Ivarr was one of the three sons of Ragnar, a Danish king who had successfully raided Paris in 845. According to the Norse sagas, an Anglo-Saxon warlord in England captured Ragnar and executed him by tossing him into a pit of poisonous snakes. Understandably upset, Ivarr and his brothers launched the invasion to avenge their father’s death. Unlike previous Viking raids on England, this time the brothers sought to subjugate the island, rather than simply pillaging and then returning home.

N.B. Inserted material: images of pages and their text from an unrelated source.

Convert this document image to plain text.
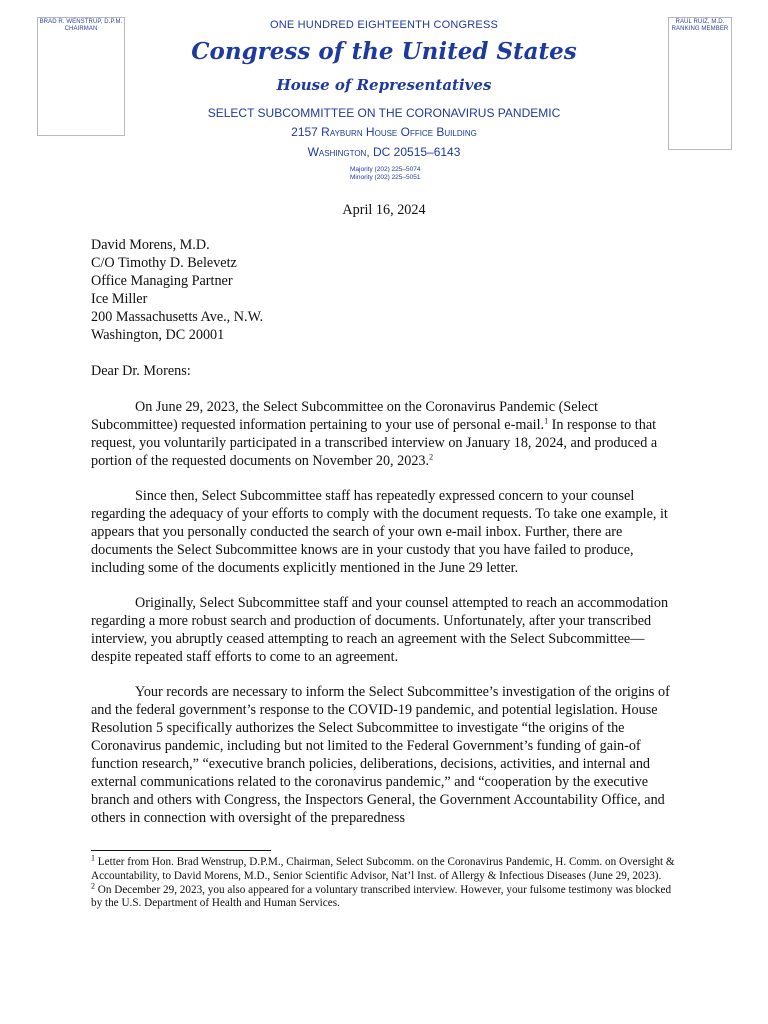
BRAD R. WENSTRUP, D.P.M.
CHAIRMAN
RAUL RUIZ, M.D.
RANKING MEMBER
ONE HUNDRED EIGHTEENTH CONGRESS
Congress of the United States
House of Representatives
SELECT SUBCOMMITTEE ON THE CORONAVIRUS PANDEMIC
2157 Rayburn House Office Building
Washington, DC 20515–6143
Majority (202) 225–5074
Minority (202) 225–5051
April 16, 2024
David Morens, M.D.
C/O Timothy D. Belevetz
Office Managing Partner
Ice Miller
200 Massachusetts Ave., N.W.
Washington, DC 20001
Dear Dr. Morens:

On June 29, 2023, the Select Subcommittee on the Coronavirus Pandemic (Select Subcommittee) requested information pertaining to your use of personal e-mail.$^1$ In response to that request, you voluntarily participated in a transcribed interview on January 18, 2024, and produced a portion of the requested documents on November 20, 2023.$^2$

Since then, Select Subcommittee staff has repeatedly expressed concern to your counsel regarding the adequacy of your efforts to comply with the document requests. To take one example, it appears that you personally conducted the search of your own e-mail inbox. Further, there are documents the Select Subcommittee knows are in your custody that you have failed to produce, including some of the documents explicitly mentioned in the June 29 letter.

Originally, Select Subcommittee staff and your counsel attempted to reach an accommodation regarding a more robust search and production of documents. Unfortunately, after your transcribed interview, you abruptly ceased attempting to reach an agreement with the Select Subcommittee—despite repeated staff efforts to come to an agreement.

Your records are necessary to inform the Select Subcommittee’s investigation of the origins of and the federal government’s response to the COVID-19 pandemic, and potential legislation. House Resolution 5 specifically authorizes the Select Subcommittee to investigate “the origins of the Coronavirus pandemic, including but not limited to the Federal Government’s funding of gain-of function research,” “executive branch policies, deliberations, decisions, activities, and internal and external communications related to the coronavirus pandemic,” and “cooperation by the executive branch and others with Congress, the Inspectors General, the Government Accountability Office, and others in connection with oversight of the preparedness

$^1$ Letter from Hon. Brad Wenstrup, D.P.M., Chairman, Select Subcomm. on the Coronavirus Pandemic, H. Comm. on Oversight & Accountability, to David Morens, M.D., Senior Scientific Advisor, Nat’l Inst. of Allergy & Infectious Diseases (June 29, 2023).
$^2$ On December 29, 2023, you also appeared for a voluntary transcribed interview. However, your fulsome testimony was blocked by the U.S. Department of Health and Human Services.
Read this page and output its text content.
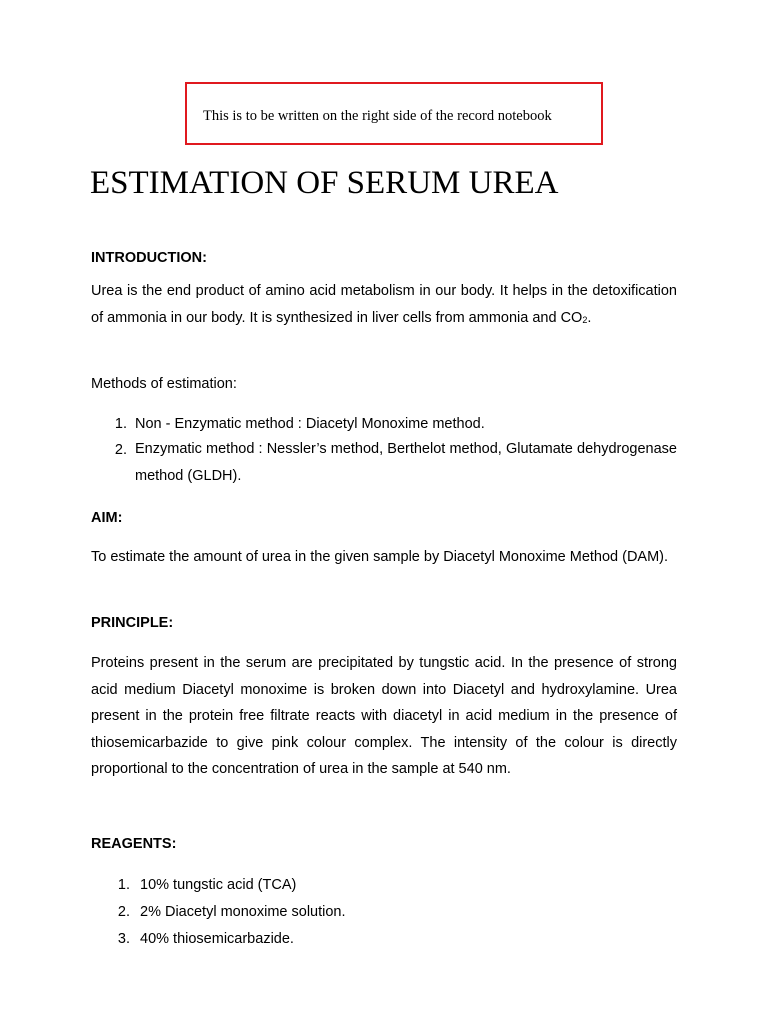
This is to be written on the right side of the record notebook
ESTIMATION OF SERUM UREA
INTRODUCTION:

Urea is the end product of amino acid metabolism in our body. It helps in the detoxification of ammonia in our body. It is synthesized in liver cells from ammonia and $CO_2$.

Methods of estimation:

1. Non - Enzymatic method : Diacetyl Monoxime method.
2. Enzymatic method : Nessler’s method, Berthelot method, Glutamate dehydrogenase method (GLDH).
AIM:

To estimate the amount of urea in the given sample by Diacetyl Monoxime Method (DAM).

PRINCIPLE:

Proteins present in the serum are precipitated by tungstic acid. In the presence of strong acid medium Diacetyl monoxime is broken down into Diacetyl and hydroxylamine. Urea present in the protein free filtrate reacts with diacetyl in acid medium in the presence of thiosemicarbazide to give pink colour complex. The intensity of the colour is directly proportional to the concentration of urea in the sample at 540 nm.

REAGENTS:
1. 10% tungstic acid (TCA)
2. 2% Diacetyl monoxime solution.
3. 40% thiosemicarbazide.
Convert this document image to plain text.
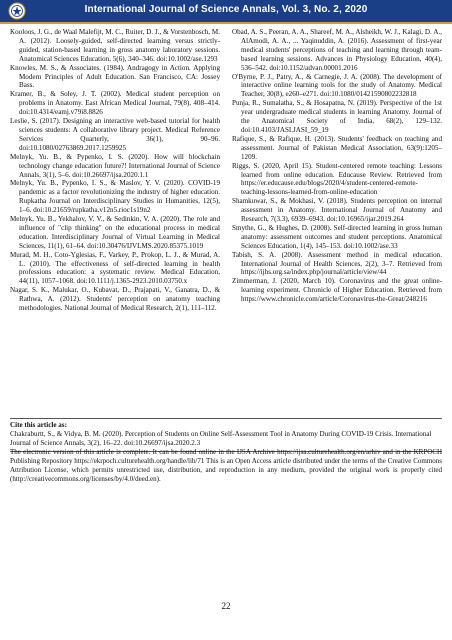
International Journal of Science Annals, Vol. 3, No. 2, 2020
Kooloos, J. G., de Waal Malefijt, M. C., Ruiter, D. J., & Vorstenbosch, M. A. (2012). Loosely-guided, self-directed learning versus strictly-guided, station-based learning in gross anatomy laboratory sessions. Anatomical Sciences Education, 5(6), 340–346. doi:10.1002/ase.1293
Knowles, M. S., & Associates. (1984). Andragogy in Action. Applying Modern Principles of Adult Education. San Francisco, CA: Jossey Bass.
Kramer, B., & Soley, J. T. (2002). Medical student perception on problems in Anatomy. East African Medical Journal, 79(8), 408–414. doi:10.4314/eamj.v79i8.8826
Leslie, S. (2017). Designing an interactive web-based tutorial for health sciences students: A collaborative library project. Medical Reference Services Quarterly, 36(1), 90–96. doi:10.1080/02763869.2017.1259925
Melnyk, Yu. B., & Pypenko, I. S. (2020). How will blockchain technology change education future?! International Journal of Science Annals, 3(1), 5–6. doi:10.26697/ijsa.2020.1.1
Melnyk, Yu. B., Pypenko, I. S., & Maslov, Y. V. (2020). COVID-19 pandemic as a factor revolutionizing the industry of higher education. Rupkatha Journal on Interdisciplinary Studies in Humanities, 12(5), 1–6. doi:10.21659/rupkatha.v12n5.rioc1s19n2
Melnyk, Yu. B., Yekhalov, V. V., & Sedinkin, V. A. (2020). The role and influence of "clip thinking" on the educational process in medical education. Interdisciplinary Journal of Virtual Learning in Medical Sciences, 11(1), 61–64. doi:10.30476/IJVLMS.2020.85375.1019
Murad, M. H., Coto-Yglesias, F., Varkey, P., Prokop, L. J., & Murad, A. L. (2010). The effectiveness of self-directed learning in health professions education: a systematic review. Medical Education, 44(11), 1057–1068. doi:10.1111/j.1365-2923.2010.03750.x
Nagar, S. K., Malukar, O., Kubavat, D., Prajapati, V., Ganatra, D., & Rathwa, A. (2012). Students' perception on anatomy teaching methodologies. National Journal of Medical Research, 2(1), 111–112.
Obad, A. S., Peeran, A. A., Shareef, M. A., Alsheikh, W. J., Kalagi, D. A., AlAmodi, A. A., ... Yaqinuddin, A. (2016). Assessment of first-year medical students' perceptions of teaching and learning through team-based learning sessions. Advances in Physiology Education, 40(4), 536–542. doi:10.1152/advan.00001.2016
O'Byrne, P. J., Patry, A., & Carnegie, J. A. (2008). The development of interactive online learning tools for the study of Anatomy. Medical Teacher, 30(8), e260–e271. doi:10.1080/01421590802232818
Punja, R., Sumalatha, S., & Hosapatna, N. (2019). Perspective of the 1st year undergraduate medical students in learning Anatomy. Journal of the Anatomical Society of India, 68(2), 129–132. doi:10.4103/JASI.JASI_59_19
Rafique, S., & Rafique, H. (2013). Students' feedback on teaching and assessment. Journal of Pakistan Medical Association, 63(9):1205–1209.
Riggs, S. (2020, April 15). Student-centered remote teaching: Lessons learned from online education. Educause Review. Retrieved from https://er.educause.edu/blogs/2020/4/student-centered-remote-teaching-lessons-learned-from-online-education
Shamkuwar, S., & Mokhasi, V. (2018). Students perception on internal assessment in Anatomy. International Journal of Anatomy and Research, 7(3.3), 6939–6943. doi:10.16965/ijar.2019.264
Smythe, G., & Hughes, D. (2008). Self-directed learning in gross human anatomy: assessment outcomes and student perceptions. Anatomical Sciences Education, 1(4), 145–153. doi:10.1002/ase.33
Tabish, S. A. (2008). Assessment method in medical education. International Journal of Health Sciences, 2(2), 3–7. Retrieved from https://ijhs.org.sa/index.php/journal/article/view/44
Zimmerman, J. (2020, March 10). Coronavirus and the great online-learning experiment. Chronicle of Higher Education. Retrieved from https://www.chronicle.com/article/Coronavirus-the-Great/248216
Cite this article as:
Chakraburtt, S., & Vidya, B. M. (2020). Perception of Students on Online Self-Assessment Tool in Anatomy During COVID-19 Crisis. International Journal of Science Annals, 3(2), 16–22. doi:10.26697/ijsa.2020.2.3
The electronic version of this article is complete. It can be found online in the IJSA Archive https://ijsa.culturehealth.org/en/arhiv and in the KRPOCH Publishing Repository https://ekrpoch.culturehealth.org/handle/lib/71 This is an Open Access article distributed under the terms of the Creative Commons Attribution License, which permits unrestricted use, distribution, and reproduction in any medium, provided the original work is properly cited (http://creativecommons.org/licenses/by/4.0/deed.en).
22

The invasion force—labeled the Great Heathen Army by the terrified Anglo-Saxons—crossed the North Sea in 865, landed on the eastern coast of England, and sacked the city of York. They killed or captured a number of local kings, including the leader who had killed Ragnar; Ivarr personally executed his father’s killer in 867, supposedly by cutting open his back and plucking out his ribs one at a time.
The source of Ivarr’s nickname is unclear. It may be a sly sexual reference to his possible impotence, or he may have suffered from a genetic disease that causes brittle bones. (If so, it would be especially ironic, since Ivarr’s family claimed to be descended from the god Odin.)
Ivarr died at some point in the 870s, and the Viking invasion was successfully stopped by King Alfred the Great (849–899). Danish dominance over parts of England, however, lasted for the next two centuries.